There's a scene in Wag the Dog — the one with Dustin Hoffman and Robert De Niro — where they fabricate an entire war to distract the public. Every time Trump opens his mouth about geopolitics and oil, I'm reminded of that damn movie.

And yesterday was no different.

What actually happened

Donald Trump signaled that the conflict with Iran is "close to an end." That's it. That's all it took. Oil tanked. WTI and Brent got slapped in the face as if world peace had been signed on a napkin at a Mar-a-Lago restaurant.

Markets reacted like a dog hearing the kibble bag rustle: instantly and without thinking.

The Bloomberg Markets Wrap logged the crude drop as the headline of the day. Energy futures melting down. Commodity traders scrambling to adjust positions. "Risk-on" mode kicking back in on some assets. Everything beautiful, everything wonderful.

Except there's a little detail that the Bloomberg terminal crowd forgets — or pretends to forget.

The market's short memory is a chronic problem

How many times has Trump already "solved" Iran? How many times has he already "ended" tensions in the Middle East? How many times has oil dropped on a Tuesday and bounced back by Thursday because someone attacked a tanker in the Strait of Hormuz?

I've lost count. So have you.

The oil market is addicted to geopolitical narrative the way a teenager is addicted to TikTok. Every statement turns into a 3-5% swing. Every tweet — or Truth Social post, which is basically Twitter for angry retirees — moves billions of dollars in futures contracts.

And the problem isn't the volatility. Volatility is a trader's oxygen. The problem is confusing signal with noise.

Nassim Taleb explained this with surgical precision in Fooled by Randomness: the more frequently you check prices, the more noise you consume. And the more idiotic decisions you make.

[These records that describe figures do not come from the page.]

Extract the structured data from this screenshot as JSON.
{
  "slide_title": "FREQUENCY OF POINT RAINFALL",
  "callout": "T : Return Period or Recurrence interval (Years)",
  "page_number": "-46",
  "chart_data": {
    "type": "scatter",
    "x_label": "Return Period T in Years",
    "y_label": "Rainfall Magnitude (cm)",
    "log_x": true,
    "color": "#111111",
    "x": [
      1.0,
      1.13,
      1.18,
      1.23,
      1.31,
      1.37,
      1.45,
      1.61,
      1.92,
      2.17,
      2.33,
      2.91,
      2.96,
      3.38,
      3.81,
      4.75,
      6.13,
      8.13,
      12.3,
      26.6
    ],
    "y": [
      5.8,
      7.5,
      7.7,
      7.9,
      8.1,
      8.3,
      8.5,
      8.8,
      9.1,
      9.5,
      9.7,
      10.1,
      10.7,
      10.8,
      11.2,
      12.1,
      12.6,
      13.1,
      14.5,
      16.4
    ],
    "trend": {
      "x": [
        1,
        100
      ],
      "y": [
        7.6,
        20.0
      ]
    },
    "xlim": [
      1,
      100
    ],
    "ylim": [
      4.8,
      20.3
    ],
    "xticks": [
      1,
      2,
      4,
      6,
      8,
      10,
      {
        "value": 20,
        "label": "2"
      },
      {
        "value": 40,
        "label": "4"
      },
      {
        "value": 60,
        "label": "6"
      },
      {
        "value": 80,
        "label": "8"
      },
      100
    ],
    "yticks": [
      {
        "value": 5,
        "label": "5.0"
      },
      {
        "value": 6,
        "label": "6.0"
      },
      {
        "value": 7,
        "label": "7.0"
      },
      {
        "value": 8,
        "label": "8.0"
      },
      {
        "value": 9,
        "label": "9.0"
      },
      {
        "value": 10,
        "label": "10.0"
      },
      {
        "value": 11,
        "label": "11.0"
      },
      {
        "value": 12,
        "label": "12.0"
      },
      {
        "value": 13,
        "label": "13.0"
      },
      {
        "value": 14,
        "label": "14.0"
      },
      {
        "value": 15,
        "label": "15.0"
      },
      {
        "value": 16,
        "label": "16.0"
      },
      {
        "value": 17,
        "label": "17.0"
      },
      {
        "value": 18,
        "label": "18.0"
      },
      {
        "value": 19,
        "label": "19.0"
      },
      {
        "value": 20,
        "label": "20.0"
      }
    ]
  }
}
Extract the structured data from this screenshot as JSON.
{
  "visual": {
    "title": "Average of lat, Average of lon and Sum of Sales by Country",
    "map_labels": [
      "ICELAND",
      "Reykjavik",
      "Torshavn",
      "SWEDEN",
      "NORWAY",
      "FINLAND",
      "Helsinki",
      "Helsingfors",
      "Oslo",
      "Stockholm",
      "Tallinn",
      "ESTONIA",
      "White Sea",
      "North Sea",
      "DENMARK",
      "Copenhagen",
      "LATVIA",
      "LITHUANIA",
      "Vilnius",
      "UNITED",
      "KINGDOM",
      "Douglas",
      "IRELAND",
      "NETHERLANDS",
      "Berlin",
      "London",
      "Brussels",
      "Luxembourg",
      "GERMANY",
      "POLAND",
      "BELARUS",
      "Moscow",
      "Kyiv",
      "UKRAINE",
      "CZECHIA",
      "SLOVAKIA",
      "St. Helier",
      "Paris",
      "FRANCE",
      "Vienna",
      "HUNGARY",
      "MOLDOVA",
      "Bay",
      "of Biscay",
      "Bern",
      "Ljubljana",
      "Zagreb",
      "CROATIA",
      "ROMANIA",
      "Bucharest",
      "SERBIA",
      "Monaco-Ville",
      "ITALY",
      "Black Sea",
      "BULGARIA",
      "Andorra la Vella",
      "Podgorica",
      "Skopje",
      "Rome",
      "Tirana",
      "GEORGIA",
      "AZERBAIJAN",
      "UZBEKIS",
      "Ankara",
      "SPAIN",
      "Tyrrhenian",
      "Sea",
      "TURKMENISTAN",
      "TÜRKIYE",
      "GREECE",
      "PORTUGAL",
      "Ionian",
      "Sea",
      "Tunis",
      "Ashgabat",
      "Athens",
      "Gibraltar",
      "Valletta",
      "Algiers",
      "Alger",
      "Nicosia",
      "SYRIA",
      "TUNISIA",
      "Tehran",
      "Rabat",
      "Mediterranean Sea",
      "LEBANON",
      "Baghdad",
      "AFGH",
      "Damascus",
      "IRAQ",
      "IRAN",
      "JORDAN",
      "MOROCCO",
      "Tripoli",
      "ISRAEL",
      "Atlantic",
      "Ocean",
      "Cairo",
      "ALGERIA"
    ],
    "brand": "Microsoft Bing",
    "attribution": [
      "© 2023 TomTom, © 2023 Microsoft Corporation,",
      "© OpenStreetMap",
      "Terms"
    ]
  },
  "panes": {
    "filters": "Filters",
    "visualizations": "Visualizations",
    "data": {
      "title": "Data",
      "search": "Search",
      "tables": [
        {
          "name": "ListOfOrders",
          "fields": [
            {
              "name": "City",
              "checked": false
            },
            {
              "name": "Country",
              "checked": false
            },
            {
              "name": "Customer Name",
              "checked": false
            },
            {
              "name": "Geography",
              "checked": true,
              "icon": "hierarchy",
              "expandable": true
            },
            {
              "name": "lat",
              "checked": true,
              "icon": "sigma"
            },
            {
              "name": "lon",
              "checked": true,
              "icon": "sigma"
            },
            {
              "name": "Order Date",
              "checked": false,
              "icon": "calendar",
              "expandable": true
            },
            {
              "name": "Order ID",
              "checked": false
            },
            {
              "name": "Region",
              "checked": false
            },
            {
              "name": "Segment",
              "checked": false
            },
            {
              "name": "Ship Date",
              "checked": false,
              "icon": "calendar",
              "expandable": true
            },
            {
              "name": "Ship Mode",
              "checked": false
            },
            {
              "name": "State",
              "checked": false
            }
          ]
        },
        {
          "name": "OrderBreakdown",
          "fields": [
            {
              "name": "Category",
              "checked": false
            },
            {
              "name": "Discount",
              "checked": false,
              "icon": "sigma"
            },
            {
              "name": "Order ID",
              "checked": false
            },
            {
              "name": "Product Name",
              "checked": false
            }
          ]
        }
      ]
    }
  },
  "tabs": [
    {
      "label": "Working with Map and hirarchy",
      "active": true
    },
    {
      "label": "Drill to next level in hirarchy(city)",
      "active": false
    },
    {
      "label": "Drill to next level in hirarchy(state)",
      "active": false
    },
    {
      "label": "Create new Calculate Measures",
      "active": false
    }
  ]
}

What actually matters in oil right now

Let's separate the circus from reality:

1. OPEC+ supply: Saudi Arabia and Russia are still playing chess with production cuts. OPEC+ has been signaling a gradual increase, but "gradual" in the Saudi vocabulary can mean anything.

2. Chinese demand: China — the planet's biggest oil importer — continues sending mixed signals on economic recovery. Without China buying like crazy, the ceiling on oil stays lower.

3. Iran sanctions: Here's where the devil lives. If Trump actually closes a deal with Iran, that could put more Iranian barrels on the market. We're talking about potentially 1 to 1.5 million barrels per day coming back into global supply. That would actually be a game changer.

4. American production: U.S. shale oil producers are the de facto swing producers. They respond to price. If oil drops too much, rigs shut down. If it rises, rigs come back. It's a self-regulating mechanism that OPEC hates.

The "buy the rumor, sell the fact" trap

Everybody knows the saying. Few actually execute it.

What we're seeing now is the market selling the rumor of peace. If — and that's an "if" the size of the Statue of Liberty — a deal actually materializes, oil may have already priced in a good chunk of the downside move.

Is that counterintuitive? Yes. But a good market is one that makes you feel uncomfortable.

Warren Buffett didn't become a billionaire buying when everyone was comfortable. Bruce Kovner didn't build his fortune following the herd.

So, what do you do?

If you're a long-term energy investor, a Trump statement shouldn't change absolutely anything about your thesis. Nothing. Zero. If it does, your thesis was fragile from the start.

If you're a trader, it's a different question: what happens when reality doesn't confirm the narrative? Because if this "deal" crumbles in two weeks — as it has before — the snap-back in price is going to be violent.

History doesn't repeat itself, but it rhymes. And we've heard this rhyme with Iran about ten times already.

The real question is: are you trading the actual market or the soap opera they're telling you about it?

Think about that before you hit the button.